A plan to raise taxes on private equity firms has great populist appeal but would raise only about $15 billion over the next four years.
Obama has also called for controlling spending by reinstating a form of fiscal discipline known as "pay-as-you-go" accounting. It required that every spending increase or tax cut had to be offset by an equivalent spending cut or tax increase so as not to increase the bottom-line deficit.
The device has many critics who say that in the past it has been riddled with loopholes and easily skirted.
"Paygo would do virtually nothing to control spending growth," said Brian Riedl, a senior budget analyst for Heritage Foundation.
Obama has acknowledged that his plan will call for spending cuts that will be difficult to swallow.
He told members of Congress that "everyone in this chamber - Democrats and Republicans - will have to sacrifice some worthy priorities for which there are no dollars. And that includes me."
Unfortunately for him, there are signs that Democrats and Republicans in Congress will not have much appetite for such restraint, including his call to ban "earmarks" for things he considers pork.
"Earmark" is the name given to spending provisions inserted at the behest of individual members. Traditionally, earmarks funneled money directly to construction and other projects in a member's state or district. In recent years, they became a subject of scandal because they were often linked to powerful lobbyists who made hefty campaign contributions or did other favors for members who used earmarks to help the lobbyists' clients.

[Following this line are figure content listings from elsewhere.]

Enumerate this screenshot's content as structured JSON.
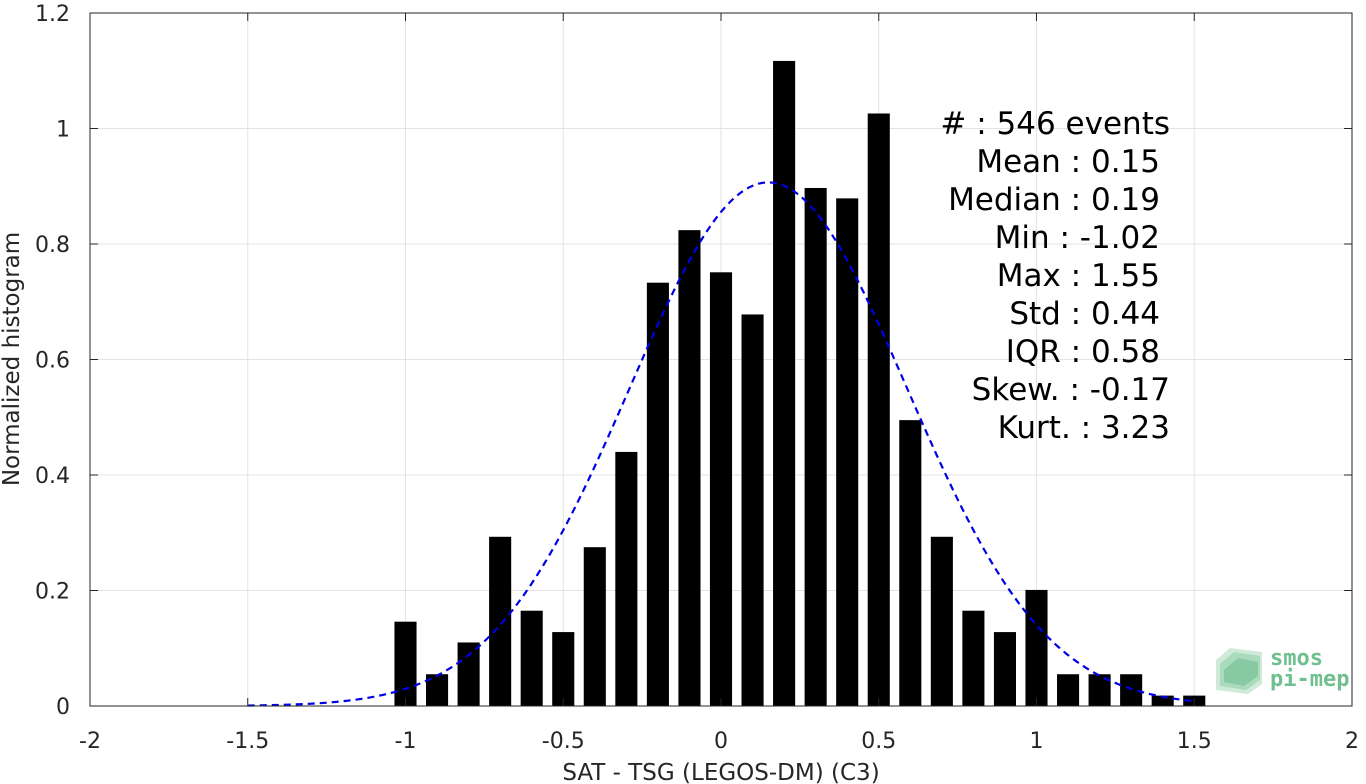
{
  "chart_data": {
    "type": "bar",
    "xlabel": "SAT - TSG (LEGOS-DM) (C3)",
    "ylabel": "Normalized histogram",
    "xlim": [
      -2,
      2
    ],
    "ylim": [
      0,
      1.2
    ],
    "xticks": [
      -2,
      -1.5,
      -1,
      -0.5,
      0,
      0.5,
      1,
      1.5,
      2
    ],
    "xtick_labels": [
      "-2",
      "-1.5",
      "-1",
      "-0.5",
      "0",
      "0.5",
      "1",
      "1.5",
      "2"
    ],
    "yticks": [
      0,
      0.2,
      0.4,
      0.6,
      0.8,
      1,
      1.2
    ],
    "ytick_labels": [
      "0",
      "0.2",
      "0.4",
      "0.6",
      "0.8",
      "1",
      "1.2"
    ],
    "grid": true,
    "bar_width": 0.07,
    "bar_color": "#000000",
    "bars": {
      "x": [
        -1.0,
        -0.9,
        -0.8,
        -0.7,
        -0.6,
        -0.5,
        -0.4,
        -0.3,
        -0.2,
        -0.1,
        0.0,
        0.1,
        0.2,
        0.3,
        0.4,
        0.5,
        0.6,
        0.7,
        0.8,
        0.9,
        1.0,
        1.1,
        1.2,
        1.3,
        1.4,
        1.5
      ],
      "values": [
        0.146,
        0.055,
        0.11,
        0.293,
        0.165,
        0.128,
        0.275,
        0.44,
        0.733,
        0.824,
        0.751,
        0.678,
        1.117,
        0.897,
        0.879,
        1.026,
        0.495,
        0.293,
        0.165,
        0.128,
        0.201,
        0.055,
        0.055,
        0.055,
        0.018,
        0.018
      ]
    },
    "fit_curve": {
      "type": "normal",
      "mean": 0.15,
      "std": 0.44,
      "x_range": [
        -1.5,
        1.5
      ],
      "color": "#0000e6",
      "style": "dashed"
    },
    "annotations": [
      "#  : 546 events",
      "Mean : 0.15",
      "Median : 0.19",
      "Min : -1.02",
      "Max : 1.55",
      "Std : 0.44",
      "IQR : 0.58",
      "Skew. : -0.17",
      "Kurt. : 3.23"
    ]
  },
  "logo": {
    "line1": "smos",
    "line2": "pi-mep",
    "color": "#6fbf8f"
  }
}
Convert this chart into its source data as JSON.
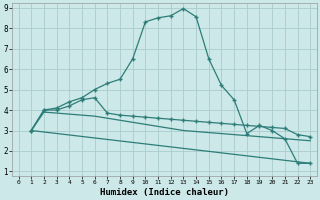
{
  "xlabel": "Humidex (Indice chaleur)",
  "bg_color": "#cce8e8",
  "line_color": "#2d7d78",
  "grid_color": "#aacccc",
  "xlim": [
    -0.5,
    23.5
  ],
  "ylim": [
    0.8,
    9.2
  ],
  "xticks": [
    0,
    1,
    2,
    3,
    4,
    5,
    6,
    7,
    8,
    9,
    10,
    11,
    12,
    13,
    14,
    15,
    16,
    17,
    18,
    19,
    20,
    21,
    22,
    23
  ],
  "yticks": [
    1,
    2,
    3,
    4,
    5,
    6,
    7,
    8,
    9
  ],
  "line1_x": [
    1,
    2,
    3,
    4,
    5,
    6,
    7,
    8,
    9,
    10,
    11,
    12,
    13,
    14,
    15,
    16,
    17,
    18,
    19,
    20,
    21,
    22,
    23
  ],
  "line1_y": [
    3.0,
    4.0,
    4.1,
    4.4,
    4.6,
    5.0,
    5.3,
    5.5,
    6.5,
    8.3,
    8.5,
    8.6,
    8.95,
    8.55,
    6.5,
    5.2,
    4.5,
    2.85,
    3.25,
    3.0,
    2.6,
    1.4,
    1.4
  ],
  "line2_x": [
    1,
    2,
    3,
    4,
    5,
    6,
    7,
    8,
    9,
    10,
    11,
    12,
    13,
    14,
    15,
    16,
    17,
    18,
    19,
    20,
    21,
    22,
    23
  ],
  "line2_y": [
    3.0,
    4.0,
    4.0,
    4.2,
    4.5,
    4.6,
    3.85,
    3.75,
    3.7,
    3.65,
    3.6,
    3.55,
    3.5,
    3.45,
    3.4,
    3.35,
    3.3,
    3.25,
    3.2,
    3.15,
    3.1,
    2.8,
    2.7
  ],
  "line3_x": [
    1,
    2,
    3,
    4,
    5,
    6,
    7,
    8,
    9,
    10,
    11,
    12,
    13,
    14,
    15,
    16,
    17,
    18,
    19,
    20,
    21,
    22,
    23
  ],
  "line3_y": [
    3.0,
    3.9,
    3.85,
    3.8,
    3.75,
    3.7,
    3.6,
    3.5,
    3.4,
    3.3,
    3.2,
    3.1,
    3.0,
    2.95,
    2.9,
    2.85,
    2.8,
    2.75,
    2.7,
    2.65,
    2.6,
    2.55,
    2.5
  ],
  "line4_x": [
    1,
    23
  ],
  "line4_y": [
    3.0,
    1.4
  ],
  "figsize": [
    3.2,
    2.0
  ],
  "dpi": 100
}
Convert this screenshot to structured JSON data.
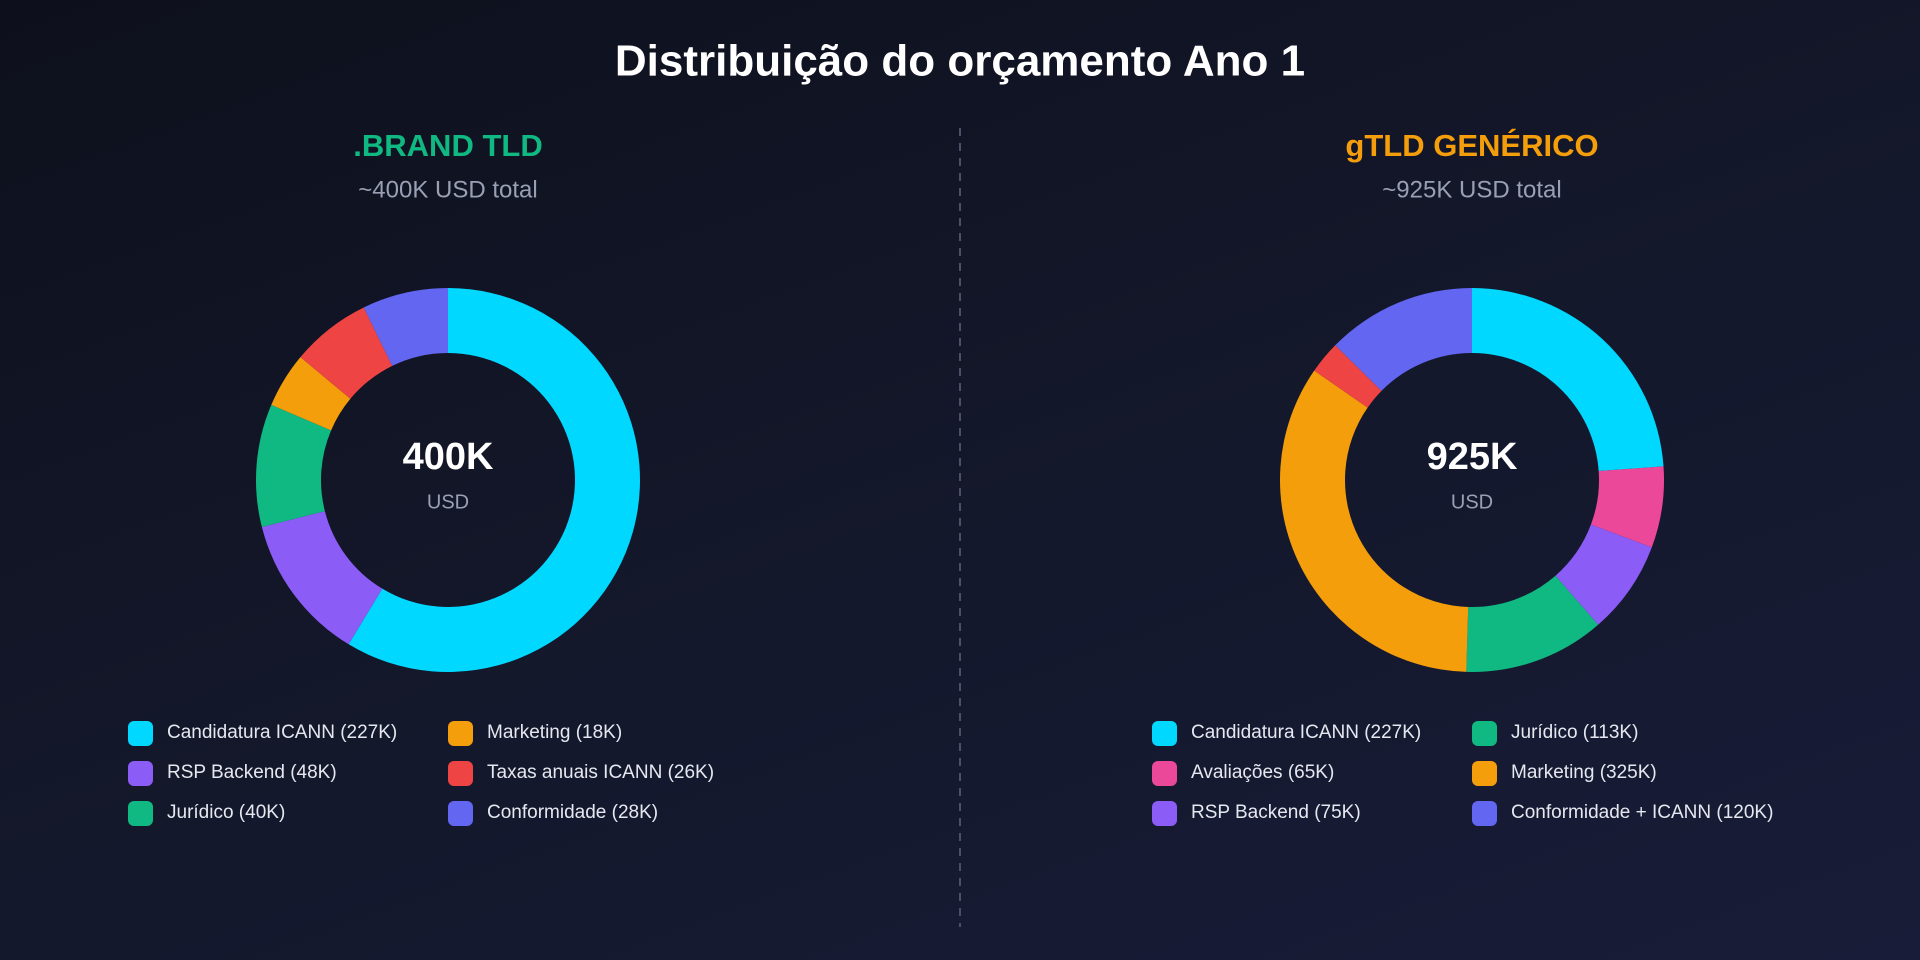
{
  "title": "Distribuição do orçamento Ano 1",
  "chart_data": [
    {
      "type": "donut",
      "title": ".BRAND TLD",
      "title_color": "#10b981",
      "subtitle": "~400K USD total",
      "center_value": "400K",
      "center_unit": "USD",
      "categories": [
        "Candidatura ICANN (227K)",
        "RSP Backend (48K)",
        "Jurídico (40K)",
        "Marketing (18K)",
        "Taxas anuais ICANN (26K)",
        "Conformidade (28K)"
      ],
      "values": [
        227,
        48,
        40,
        18,
        26,
        28
      ],
      "colors": [
        "#00d8ff",
        "#8b5cf6",
        "#10b981",
        "#f59e0b",
        "#ef4444",
        "#6366f1"
      ]
    },
    {
      "type": "donut",
      "title": "gTLD GENÉRICO",
      "title_color": "#f59e0b",
      "subtitle": "~925K USD total",
      "center_value": "925K",
      "center_unit": "USD",
      "categories": [
        "Candidatura ICANN (227K)",
        "Avaliações (65K)",
        "RSP Backend (75K)",
        "Jurídico (113K)",
        "Marketing (325K)",
        null,
        "Conformidade + ICANN (120K)"
      ],
      "values": [
        227,
        65,
        75,
        113,
        325,
        26,
        120
      ],
      "colors": [
        "#00d8ff",
        "#ec4899",
        "#8b5cf6",
        "#10b981",
        "#f59e0b",
        "#ef4444",
        "#6366f1"
      ]
    }
  ]
}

In House debate yesterday, Republicans complained that the $410 billion omnibus spending bill represented the biggest increase in spending for those programs since 1978 (except for spending in the wake of the Sept. 11 attacks). They chided Democrats for not following Obama's call for fiscal responsibility and for loading the bill with earmarks.
Massachusetts Rep. Jim McGovern responded by saying "the vast majority" were for such worthy causes as hospital emergency rooms, schools and bridges. The Democrat noted that 40 percent of the projects were requested by Republicans.
"Physician, heal thyself," he told Republican critics.